The most alarming aspect of nutritional supplement misconceptions is the excessive use of them among kids, especially high school and collegiate athletes.
- A study conducted in the International Journal of Sports Nutrition and Exercise Metabolism shared their supplement use results by college athletes. The most frequently consumed supplements were:
- Energy drinks (73%)
- Calorie replacement meals and or products (61.4%)
- Multivitamins (47.3%)
- Creatine products (37.2%)
- Vitamin C (32.4%) overall
A separate study in the Journal of Strength and Conditioning found that more than two-thirds of high school football players regularly consumed a protein supplement. Clearly, this group uses quite a few supplements.
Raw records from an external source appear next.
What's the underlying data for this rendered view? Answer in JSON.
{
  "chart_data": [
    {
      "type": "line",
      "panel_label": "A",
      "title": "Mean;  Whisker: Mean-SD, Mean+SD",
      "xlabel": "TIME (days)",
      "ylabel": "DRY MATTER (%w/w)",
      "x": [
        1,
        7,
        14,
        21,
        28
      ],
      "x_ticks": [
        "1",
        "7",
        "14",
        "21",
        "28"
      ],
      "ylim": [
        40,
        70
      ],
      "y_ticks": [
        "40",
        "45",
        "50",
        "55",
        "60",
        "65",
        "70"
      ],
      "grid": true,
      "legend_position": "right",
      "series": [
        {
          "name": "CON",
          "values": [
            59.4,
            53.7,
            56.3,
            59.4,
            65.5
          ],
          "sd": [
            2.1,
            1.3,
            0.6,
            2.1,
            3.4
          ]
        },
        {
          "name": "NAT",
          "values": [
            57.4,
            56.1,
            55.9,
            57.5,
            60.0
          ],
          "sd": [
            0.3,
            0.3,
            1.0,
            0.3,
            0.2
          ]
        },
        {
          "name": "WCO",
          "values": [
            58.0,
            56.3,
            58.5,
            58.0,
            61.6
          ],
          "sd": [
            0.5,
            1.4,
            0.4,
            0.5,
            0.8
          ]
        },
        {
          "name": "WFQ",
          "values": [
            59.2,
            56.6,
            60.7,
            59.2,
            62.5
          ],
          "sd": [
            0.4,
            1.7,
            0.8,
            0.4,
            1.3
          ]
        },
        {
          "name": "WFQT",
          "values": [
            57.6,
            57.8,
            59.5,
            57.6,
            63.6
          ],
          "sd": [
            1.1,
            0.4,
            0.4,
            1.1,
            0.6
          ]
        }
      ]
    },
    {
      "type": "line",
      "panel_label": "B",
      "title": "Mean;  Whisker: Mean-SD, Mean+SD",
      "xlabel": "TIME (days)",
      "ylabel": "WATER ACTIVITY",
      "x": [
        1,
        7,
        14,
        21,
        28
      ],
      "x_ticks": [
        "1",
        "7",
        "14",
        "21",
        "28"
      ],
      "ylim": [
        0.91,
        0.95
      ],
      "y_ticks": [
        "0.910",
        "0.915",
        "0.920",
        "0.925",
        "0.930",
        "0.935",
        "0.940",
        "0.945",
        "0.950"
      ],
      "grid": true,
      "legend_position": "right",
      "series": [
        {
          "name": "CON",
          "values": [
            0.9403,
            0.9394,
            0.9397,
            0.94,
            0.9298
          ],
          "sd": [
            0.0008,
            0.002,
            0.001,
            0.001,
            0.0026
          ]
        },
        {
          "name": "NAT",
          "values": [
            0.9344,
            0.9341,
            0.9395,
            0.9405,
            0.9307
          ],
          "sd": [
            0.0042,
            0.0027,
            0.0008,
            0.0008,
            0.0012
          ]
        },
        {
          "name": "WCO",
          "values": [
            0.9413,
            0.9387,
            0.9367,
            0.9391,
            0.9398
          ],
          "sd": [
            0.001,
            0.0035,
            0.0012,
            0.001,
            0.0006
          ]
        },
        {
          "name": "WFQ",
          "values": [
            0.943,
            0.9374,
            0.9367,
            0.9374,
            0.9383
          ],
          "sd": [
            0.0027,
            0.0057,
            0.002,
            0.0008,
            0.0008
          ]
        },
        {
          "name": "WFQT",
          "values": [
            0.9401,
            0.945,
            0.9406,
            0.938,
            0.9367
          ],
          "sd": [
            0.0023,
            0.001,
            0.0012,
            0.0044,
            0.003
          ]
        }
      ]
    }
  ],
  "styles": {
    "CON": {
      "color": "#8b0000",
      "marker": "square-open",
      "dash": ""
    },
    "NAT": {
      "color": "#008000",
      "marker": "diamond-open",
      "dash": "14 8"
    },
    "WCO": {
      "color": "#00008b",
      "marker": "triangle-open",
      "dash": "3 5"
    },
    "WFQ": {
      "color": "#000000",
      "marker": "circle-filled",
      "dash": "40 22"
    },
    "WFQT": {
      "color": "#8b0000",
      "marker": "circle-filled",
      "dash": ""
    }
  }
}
Still, their sources and the reasoning behind their beliefs are what I found interesting and surprising.
In the case of high school football players, they got much of their information from unofficial sources, such as “parents, friends, and coaches.”.
We can see how some useful information about protein supplementation could get twisted up into a blitz of misinformation.
College athletes weren’t much better off, but the study showed that male and female athletes used different sources. “Females get their supplements from their families, while males get them from the store nutritionist, fellow athletes, friends, or a coach.”.
While there’s a lot of source material, the sources are insufficient.
Supplements have been growing in popularity and provide a great way to help reach your health goals. But we need to remind ourselves that a supplement supplements a healthy diet and lifestyle and adequate medical care, not something that can replace it.
Because nutritional supplements are not regulated by the FDA, consumers should do their research and consult with a doctor if they have any misconceptions.
By educating consumers, we’ll develop a good market for the best nutritional supplement and get rid of the false claims!